O artista está produzindo “Waranã – a reexistência vermelha” e recebeu a reportagem do site CARNAVALESCO no barracão para conversar sobre suas ideias para o desfile deste ano. Jack acredita que uma mudança na forma de concepção da plástica da Unidos da Tijuca será um grande trunfo para este carnaval.

“É o conjunto. É uma estética diferente de Tijuca, sem muita alegoria humana, de alas coreografadas que a Tijuca está acostumada, as pessoas vão ver uma Tijuca diferente do que estão acostumadas. Muito mais artesanal. No processo de construção do carnaval, é um carnaval que literalmente uma peça não é igual a outra, tudo muito manual de verdade. Os aderecistas estão trabalhando bastante desde o início do processo porque isso era de propósito. A gente não queria algo que fosse padronizado, a estética do desfile é toda no conceito de ser uma grande ilustração, o enredo é no formato de conto”, revela o carnavalesco estreante.

O artista explica que a escola trará um estilo próximo da arte “Naif”, arte mais popular, mais autodidata. Jack entende que esse caminho que a escola está trilhando e se afastando um pouco de um tom mais coreografado, pode ajudar em uma evolução mais espontânea dos componentes. “É como se a gente estivesse abrindo um livro e vendo as imagens desse conto. E ele é todo desenhado, como o enredo fala sobre os olhos do Kahu’ê, sobre o seu olhar mais infantil, ele tem uma pegada plástica mais ingênua que versa até com arte Naif. O enredo todo tem esse conceito, então eu acho que isso já vai chamar muita atenção. E o fato também da Tijuca estar com a proposta de fazer um desfile mais solto. Em termos de harmonia, isso vai chamar bastante atenção”.

Enredo do presidente ganha a cara de Jack Vasconcelos

A proposta de apresentar na Sapucaí o conto do guaraná veio como sugestão do presidente Fernando Horta. Prontamente aceita pelo carnavalesco, Jack utilizou como inspiração dois capítulos da obra “Sehaypóri: o livro sagrado do povo Satarê-Mawé”, do autor Yaguarê Yamã, escritor originário do povo que também será homenageado no enredo, o Satarê-Mawé. O livro que também é ilustrado por Yaguarê, gerou inspiração para diversas ilustrações de carros e fantasias feitas por Jack.

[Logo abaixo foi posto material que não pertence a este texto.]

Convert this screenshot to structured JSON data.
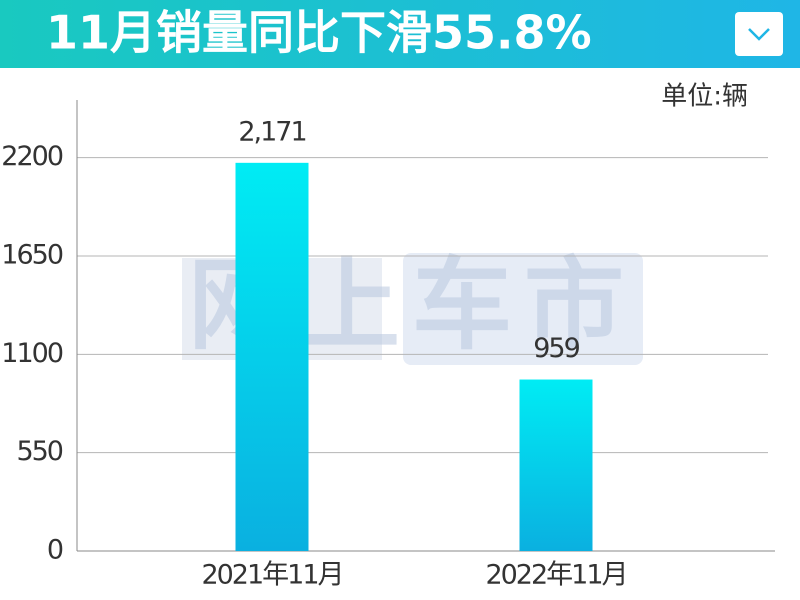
{
  "header": {
    "title": "11月销量同比下滑55.8%"
  },
  "watermark": "网上车市",
  "chart_data": {
    "type": "bar",
    "unit_label": "单位:辆",
    "categories": [
      "2021年11月",
      "2022年11月"
    ],
    "values": [
      2171,
      959
    ],
    "value_labels": [
      "2,171",
      "959"
    ],
    "ylim": [
      0,
      2500
    ],
    "yticks": [
      0,
      550,
      1100,
      1650,
      2200
    ],
    "grid": true
  }
}
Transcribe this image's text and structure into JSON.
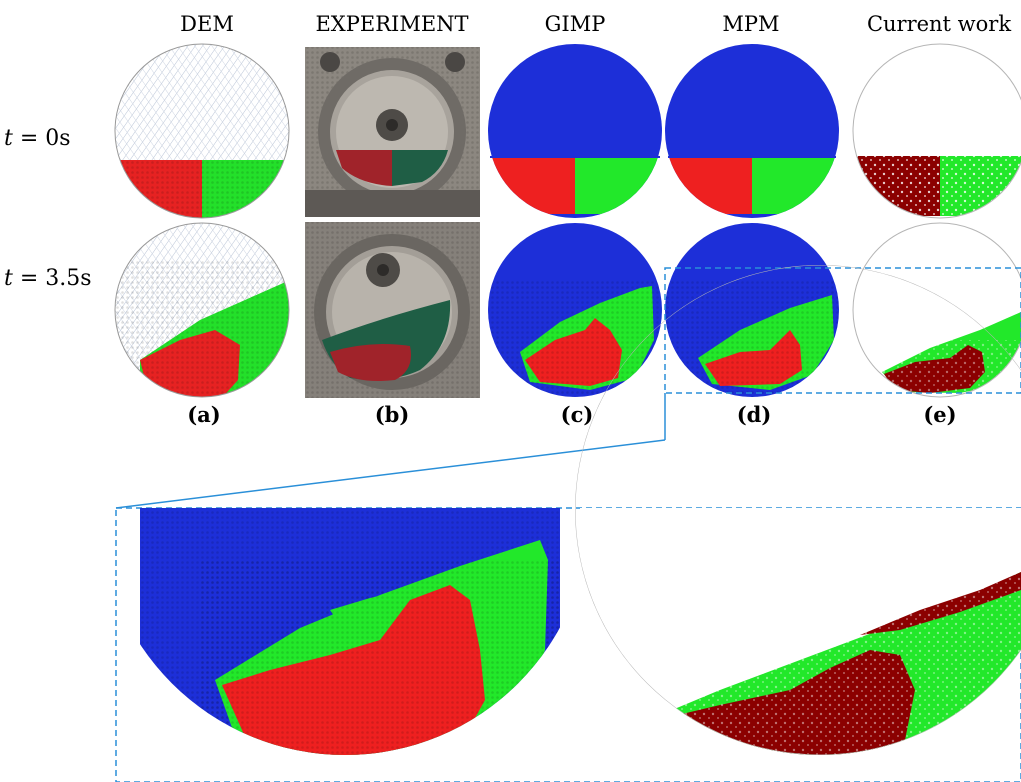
{
  "columns": [
    {
      "header": "DEM",
      "label": "(a)"
    },
    {
      "header": "EXPERIMENT",
      "label": "(b)"
    },
    {
      "header": "GIMP",
      "label": "(c)"
    },
    {
      "header": "MPM",
      "label": "(d)"
    },
    {
      "header": "Current work",
      "label": "(e)"
    }
  ],
  "rows": [
    {
      "var": "t",
      "eq": " = ",
      "value": "0",
      "unit": "s"
    },
    {
      "var": "t",
      "eq": " = ",
      "value": "3.5",
      "unit": "s"
    }
  ],
  "colors": {
    "blue": "#1d2fd8",
    "red": "#ee2020",
    "green": "#22e82a",
    "dark_red": "#8b0000",
    "bead_green": "#1f5e45",
    "steel": "#8c8780",
    "dashed": "#2a8fd8"
  }
}
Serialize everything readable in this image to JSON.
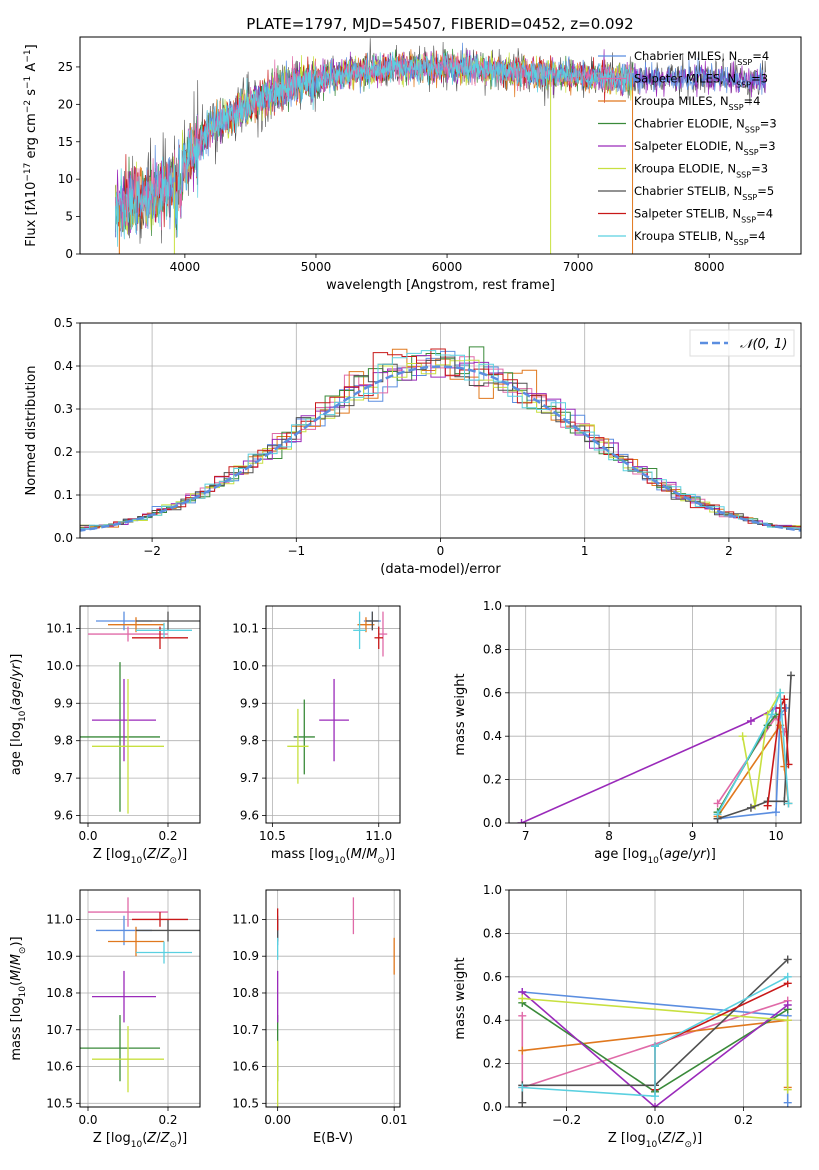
{
  "title": "PLATE=1797, MJD=54507, FIBERID=0452, z=0.092",
  "colors": {
    "chab_miles": "#5b8ee0",
    "salp_miles": "#e06aa8",
    "krou_miles": "#e0781e",
    "chab_elodie": "#3a8a3a",
    "salp_elodie": "#9a2aba",
    "krou_elodie": "#c8e040",
    "chab_stelib": "#505050",
    "salp_stelib": "#c81818",
    "krou_stelib": "#5ad0e0",
    "gauss": "#5b8ee0"
  },
  "chart_data": [
    {
      "type": "line",
      "id": "spectrum",
      "xlabel": "wavelength [Angstrom, rest frame]",
      "ylabel_html": "Flux [f<tspan font-style='italic'>λ</tspan>10<tspan baseline-shift='super' font-size='9'>−17</tspan> erg cm<tspan baseline-shift='super' font-size='9'>−2</tspan> s<tspan baseline-shift='super' font-size='9'>−1</tspan> A<tspan baseline-shift='super' font-size='9'>−1</tspan>]",
      "xlim": [
        3200,
        8700
      ],
      "ylim": [
        0,
        29
      ],
      "xticks": [
        4000,
        5000,
        6000,
        7000,
        8000
      ],
      "yticks": [
        0,
        5,
        10,
        15,
        20,
        25
      ],
      "continuum_x": [
        3500,
        3900,
        4000,
        4200,
        4500,
        4800,
        5200,
        5600,
        6000,
        6400,
        6800,
        7200,
        7600,
        8000,
        8400
      ],
      "continuum_y": [
        6.5,
        9,
        12,
        17,
        20,
        22.5,
        24,
        25,
        25,
        24.5,
        24,
        23.5,
        23.5,
        23.5,
        23
      ],
      "legend": [
        {
          "label": "Chabrier MILES, N",
          "sub": "SSP",
          "eq": "=4",
          "color": "chab_miles"
        },
        {
          "label": "Salpeter MILES, N",
          "sub": "SSP",
          "eq": "=3",
          "color": "salp_miles"
        },
        {
          "label": "Kroupa MILES, N",
          "sub": "SSP",
          "eq": "=4",
          "color": "krou_miles"
        },
        {
          "label": "Chabrier ELODIE, N",
          "sub": "SSP",
          "eq": "=3",
          "color": "chab_elodie"
        },
        {
          "label": "Salpeter ELODIE, N",
          "sub": "SSP",
          "eq": "=3",
          "color": "salp_elodie"
        },
        {
          "label": "Kroupa ELODIE, N",
          "sub": "SSP",
          "eq": "=3",
          "color": "krou_elodie"
        },
        {
          "label": "Chabrier STELIB, N",
          "sub": "SSP",
          "eq": "=5",
          "color": "chab_stelib"
        },
        {
          "label": "Salpeter STELIB, N",
          "sub": "SSP",
          "eq": "=4",
          "color": "salp_stelib"
        },
        {
          "label": "Kroupa STELIB, N",
          "sub": "SSP",
          "eq": "=4",
          "color": "krou_stelib"
        }
      ]
    },
    {
      "type": "line",
      "id": "residuals",
      "xlabel": "(data-model)/error",
      "ylabel": "Normed distribution",
      "xlim": [
        -2.5,
        2.5
      ],
      "ylim": [
        0,
        0.5
      ],
      "xticks": [
        -2,
        -1,
        0,
        1,
        2
      ],
      "xticklabels": [
        "−2",
        "−1",
        "0",
        "1",
        "2"
      ],
      "yticks": [
        0,
        0.1,
        0.2,
        0.3,
        0.4,
        0.5
      ],
      "yticklabels": [
        "0.0",
        "0.1",
        "0.2",
        "0.3",
        "0.4",
        "0.5"
      ],
      "gauss_label": "𝒩(0, 1)",
      "bin_width": 0.1
    },
    {
      "type": "scatter",
      "id": "age_vs_Z",
      "xlabel_html": "Z [log<tspan baseline-shift='sub' font-size='9'>10</tspan>(<tspan font-style='italic'>Z</tspan>/<tspan font-style='italic'>Z</tspan><tspan baseline-shift='sub' font-size='9'>⊙</tspan>)]",
      "ylabel_html": "age  [log<tspan baseline-shift='sub' font-size='9'>10</tspan>(<tspan font-style='italic'>age</tspan>/<tspan font-style='italic'>yr</tspan>)]",
      "xlim": [
        -0.02,
        0.28
      ],
      "ylim": [
        9.58,
        10.16
      ],
      "xticks": [
        0.0,
        0.2
      ],
      "xticklabels": [
        "0.0",
        "0.2"
      ],
      "yticks": [
        9.6,
        9.7,
        9.8,
        9.9,
        10.0,
        10.1
      ],
      "yticklabels": [
        "9.6",
        "9.7",
        "9.8",
        "9.9",
        "10.0",
        "10.1"
      ],
      "points": [
        {
          "c": "chab_miles",
          "x": 0.09,
          "xe": 0.07,
          "y": 10.12,
          "ye": 0.025
        },
        {
          "c": "salp_miles",
          "x": 0.1,
          "xe": 0.1,
          "y": 10.085,
          "ye": 0.02
        },
        {
          "c": "krou_miles",
          "x": 0.12,
          "xe": 0.07,
          "y": 10.11,
          "ye": 0.02
        },
        {
          "c": "chab_elodie",
          "x": 0.08,
          "xe": 0.1,
          "y": 9.81,
          "ye": 0.2
        },
        {
          "c": "salp_elodie",
          "x": 0.09,
          "xe": 0.08,
          "y": 9.855,
          "ye": 0.11
        },
        {
          "c": "krou_elodie",
          "x": 0.1,
          "xe": 0.09,
          "y": 9.785,
          "ye": 0.18
        },
        {
          "c": "chab_stelib",
          "x": 0.2,
          "xe": 0.08,
          "y": 10.12,
          "ye": 0.025
        },
        {
          "c": "salp_stelib",
          "x": 0.18,
          "xe": 0.07,
          "y": 10.075,
          "ye": 0.03
        },
        {
          "c": "krou_stelib",
          "x": 0.19,
          "xe": 0.07,
          "y": 10.095,
          "ye": 0.02
        }
      ]
    },
    {
      "type": "scatter",
      "id": "age_vs_mass",
      "xlabel_html": "mass [log<tspan baseline-shift='sub' font-size='9'>10</tspan>(<tspan font-style='italic'>M</tspan>/<tspan font-style='italic'>M</tspan><tspan baseline-shift='sub' font-size='9'>⊙</tspan>)]",
      "xlim": [
        10.47,
        11.1
      ],
      "ylim": [
        9.58,
        10.16
      ],
      "xticks": [
        10.5,
        11.0
      ],
      "xticklabels": [
        "10.5",
        "11.0"
      ],
      "yticks": [
        9.6,
        9.7,
        9.8,
        9.9,
        10.0,
        10.1
      ],
      "yticklabels": [
        "9.6",
        "9.7",
        "9.8",
        "9.9",
        "10.0",
        "10.1"
      ],
      "points": [
        {
          "c": "chab_miles",
          "x": 10.97,
          "xe": 0.04,
          "y": 10.12,
          "ye": 0.025
        },
        {
          "c": "salp_miles",
          "x": 11.02,
          "xe": 0.02,
          "y": 10.085,
          "ye": 0.06
        },
        {
          "c": "krou_miles",
          "x": 10.94,
          "xe": 0.04,
          "y": 10.11,
          "ye": 0.02
        },
        {
          "c": "chab_elodie",
          "x": 10.65,
          "xe": 0.05,
          "y": 9.81,
          "ye": 0.1
        },
        {
          "c": "salp_elodie",
          "x": 10.79,
          "xe": 0.07,
          "y": 9.855,
          "ye": 0.11
        },
        {
          "c": "krou_elodie",
          "x": 10.62,
          "xe": 0.05,
          "y": 9.785,
          "ye": 0.1
        },
        {
          "c": "chab_stelib",
          "x": 10.97,
          "xe": 0.03,
          "y": 10.12,
          "ye": 0.025
        },
        {
          "c": "salp_stelib",
          "x": 11.0,
          "xe": 0.02,
          "y": 10.075,
          "ye": 0.03
        },
        {
          "c": "krou_stelib",
          "x": 10.91,
          "xe": 0.03,
          "y": 10.095,
          "ye": 0.05
        }
      ]
    },
    {
      "type": "line",
      "id": "mass_weight_vs_age",
      "xlabel_html": "age  [log<tspan baseline-shift='sub' font-size='9'>10</tspan>(<tspan font-style='italic'>age</tspan>/<tspan font-style='italic'>yr</tspan>)]",
      "ylabel": "mass weight",
      "xlim": [
        6.8,
        10.3
      ],
      "ylim": [
        0,
        1.0
      ],
      "xticks": [
        7,
        8,
        9,
        10
      ],
      "yticks": [
        0,
        0.2,
        0.4,
        0.6,
        0.8,
        1.0
      ],
      "yticklabels": [
        "0.0",
        "0.2",
        "0.4",
        "0.6",
        "0.8",
        "1.0"
      ],
      "series": [
        {
          "c": "chab_miles",
          "x": [
            9.3,
            10.0,
            10.05,
            10.12
          ],
          "y": [
            0.02,
            0.05,
            0.5,
            0.53
          ]
        },
        {
          "c": "salp_miles",
          "x": [
            9.3,
            10.0,
            10.1
          ],
          "y": [
            0.09,
            0.49,
            0.42
          ]
        },
        {
          "c": "krou_miles",
          "x": [
            9.3,
            10.05,
            10.1,
            10.15
          ],
          "y": [
            0.03,
            0.45,
            0.26,
            0.09
          ]
        },
        {
          "c": "chab_elodie",
          "x": [
            9.3,
            9.9,
            10.0
          ],
          "y": [
            0.05,
            0.45,
            0.5
          ]
        },
        {
          "c": "salp_elodie",
          "x": [
            6.95,
            9.7,
            10.0
          ],
          "y": [
            0.0,
            0.47,
            0.53
          ]
        },
        {
          "c": "krou_elodie",
          "x": [
            9.6,
            9.75,
            9.9,
            10.05
          ],
          "y": [
            0.4,
            0.08,
            0.5,
            0.6
          ]
        },
        {
          "c": "chab_stelib",
          "x": [
            9.3,
            9.7,
            9.9,
            10.1,
            10.18
          ],
          "y": [
            0.02,
            0.07,
            0.1,
            0.1,
            0.68
          ]
        },
        {
          "c": "salp_stelib",
          "x": [
            9.9,
            10.05,
            10.1,
            10.15
          ],
          "y": [
            0.08,
            0.53,
            0.57,
            0.27
          ]
        },
        {
          "c": "krou_stelib",
          "x": [
            9.3,
            9.95,
            10.05,
            10.15
          ],
          "y": [
            0.04,
            0.5,
            0.6,
            0.09
          ]
        }
      ]
    },
    {
      "type": "scatter",
      "id": "mass_vs_Z",
      "xlabel_html": "Z [log<tspan baseline-shift='sub' font-size='9'>10</tspan>(<tspan font-style='italic'>Z</tspan>/<tspan font-style='italic'>Z</tspan><tspan baseline-shift='sub' font-size='9'>⊙</tspan>)]",
      "ylabel_html": "mass [log<tspan baseline-shift='sub' font-size='9'>10</tspan>(<tspan font-style='italic'>M</tspan>/<tspan font-style='italic'>M</tspan><tspan baseline-shift='sub' font-size='9'>⊙</tspan>)]",
      "xlim": [
        -0.02,
        0.28
      ],
      "ylim": [
        10.49,
        11.08
      ],
      "xticks": [
        0.0,
        0.2
      ],
      "xticklabels": [
        "0.0",
        "0.2"
      ],
      "yticks": [
        10.5,
        10.6,
        10.7,
        10.8,
        10.9,
        11.0
      ],
      "yticklabels": [
        "10.5",
        "10.6",
        "10.7",
        "10.8",
        "10.9",
        "11.0"
      ],
      "points": [
        {
          "c": "chab_miles",
          "x": 0.09,
          "xe": 0.07,
          "y": 10.97,
          "ye": 0.04
        },
        {
          "c": "salp_miles",
          "x": 0.1,
          "xe": 0.1,
          "y": 11.02,
          "ye": 0.04
        },
        {
          "c": "krou_miles",
          "x": 0.12,
          "xe": 0.07,
          "y": 10.94,
          "ye": 0.04
        },
        {
          "c": "chab_elodie",
          "x": 0.08,
          "xe": 0.1,
          "y": 10.65,
          "ye": 0.09
        },
        {
          "c": "salp_elodie",
          "x": 0.09,
          "xe": 0.08,
          "y": 10.79,
          "ye": 0.07
        },
        {
          "c": "krou_elodie",
          "x": 0.1,
          "xe": 0.09,
          "y": 10.62,
          "ye": 0.09
        },
        {
          "c": "chab_stelib",
          "x": 0.2,
          "xe": 0.08,
          "y": 10.97,
          "ye": 0.03
        },
        {
          "c": "salp_stelib",
          "x": 0.18,
          "xe": 0.07,
          "y": 11.0,
          "ye": 0.02
        },
        {
          "c": "krou_stelib",
          "x": 0.19,
          "xe": 0.07,
          "y": 10.91,
          "ye": 0.03
        }
      ]
    },
    {
      "type": "scatter",
      "id": "mass_vs_ebv",
      "xlabel": "E(B-V)",
      "xlim": [
        -0.001,
        0.0105
      ],
      "ylim": [
        10.49,
        11.08
      ],
      "xticks": [
        0.0,
        0.01
      ],
      "xticklabels": [
        "0.00",
        "0.01"
      ],
      "yticks": [
        10.5,
        10.6,
        10.7,
        10.8,
        10.9,
        11.0
      ],
      "yticklabels": [
        "10.5",
        "10.6",
        "10.7",
        "10.8",
        "10.9",
        "11.0"
      ],
      "points": [
        {
          "c": "chab_miles",
          "x": 0.0,
          "xe": 0.0,
          "y": 10.97,
          "ye": 0.04
        },
        {
          "c": "salp_miles",
          "x": 0.0065,
          "xe": 0.0,
          "y": 11.01,
          "ye": 0.05
        },
        {
          "c": "krou_miles",
          "x": 0.01,
          "xe": 0.0,
          "y": 10.9,
          "ye": 0.05
        },
        {
          "c": "chab_elodie",
          "x": 0.0,
          "xe": 0.0,
          "y": 10.65,
          "ye": 0.09
        },
        {
          "c": "salp_elodie",
          "x": 0.0,
          "xe": 0.0,
          "y": 10.79,
          "ye": 0.07
        },
        {
          "c": "krou_elodie",
          "x": 0.0,
          "xe": 0.0,
          "y": 10.58,
          "ye": 0.09
        },
        {
          "c": "chab_stelib",
          "x": 0.0,
          "xe": 0.0,
          "y": 10.97,
          "ye": 0.03
        },
        {
          "c": "salp_stelib",
          "x": 0.0,
          "xe": 0.0,
          "y": 11.0,
          "ye": 0.03
        },
        {
          "c": "krou_stelib",
          "x": 0.0,
          "xe": 0.0,
          "y": 10.92,
          "ye": 0.03
        }
      ]
    },
    {
      "type": "line",
      "id": "mass_weight_vs_Z",
      "xlabel_html": "Z [log<tspan baseline-shift='sub' font-size='9'>10</tspan>(<tspan font-style='italic'>Z</tspan>/<tspan font-style='italic'>Z</tspan><tspan baseline-shift='sub' font-size='9'>⊙</tspan>)]",
      "ylabel": "mass weight",
      "xlim": [
        -0.33,
        0.33
      ],
      "ylim": [
        0,
        1.0
      ],
      "xticks": [
        -0.2,
        0.0,
        0.2
      ],
      "xticklabels": [
        "−0.2",
        "0.0",
        "0.2"
      ],
      "yticks": [
        0,
        0.2,
        0.4,
        0.6,
        0.8,
        1.0
      ],
      "yticklabels": [
        "0.0",
        "0.2",
        "0.4",
        "0.6",
        "0.8",
        "1.0"
      ],
      "series": [
        {
          "c": "chab_miles",
          "x": [
            -0.3,
            0.3,
            0.3
          ],
          "y": [
            0.53,
            0.42,
            0.02
          ]
        },
        {
          "c": "salp_miles",
          "x": [
            -0.3,
            -0.3,
            0.3
          ],
          "y": [
            0.42,
            0.09,
            0.49
          ]
        },
        {
          "c": "krou_miles",
          "x": [
            -0.3,
            0.3,
            0.3
          ],
          "y": [
            0.26,
            0.4,
            0.09
          ]
        },
        {
          "c": "chab_elodie",
          "x": [
            -0.3,
            0.0,
            0.3
          ],
          "y": [
            0.48,
            0.07,
            0.45
          ]
        },
        {
          "c": "salp_elodie",
          "x": [
            -0.3,
            0.0,
            0.3
          ],
          "y": [
            0.53,
            0.0,
            0.47
          ]
        },
        {
          "c": "krou_elodie",
          "x": [
            -0.3,
            0.3,
            0.3
          ],
          "y": [
            0.5,
            0.4,
            0.08
          ]
        },
        {
          "c": "chab_stelib",
          "x": [
            -0.3,
            -0.3,
            0.0,
            0.3
          ],
          "y": [
            0.02,
            0.1,
            0.1,
            0.68
          ]
        },
        {
          "c": "salp_stelib",
          "x": [
            0.0,
            0.0,
            0.3
          ],
          "y": [
            0.08,
            0.28,
            0.57
          ]
        },
        {
          "c": "krou_stelib",
          "x": [
            -0.3,
            0.0,
            0.0,
            0.3
          ],
          "y": [
            0.09,
            0.05,
            0.28,
            0.6
          ]
        }
      ]
    }
  ]
}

“Originalmente foi uma sugestão do presidente da escola e ele me perguntou se seria um bom enredo, e aí eu disse que sim. E a gente partiu para pesquisa. O que mais me encantou de cara foi a própria lenda. A lenda do Saterê-Mawé, a origem do guaraná e como isso estava ligado diretamente à origem do próprio povo. Eu achei aquilo muito bonito, muito poético”, revela.

Como já de costume em seus enredos, Jack não poderia deixar de trazer alguma questão importante para sociedade. Por isso, dentro da lenda do guaraná e da formação do povo Saterê-Mawé, haverá uma importante reflexão sobre a importância da preservação da cultura indígena.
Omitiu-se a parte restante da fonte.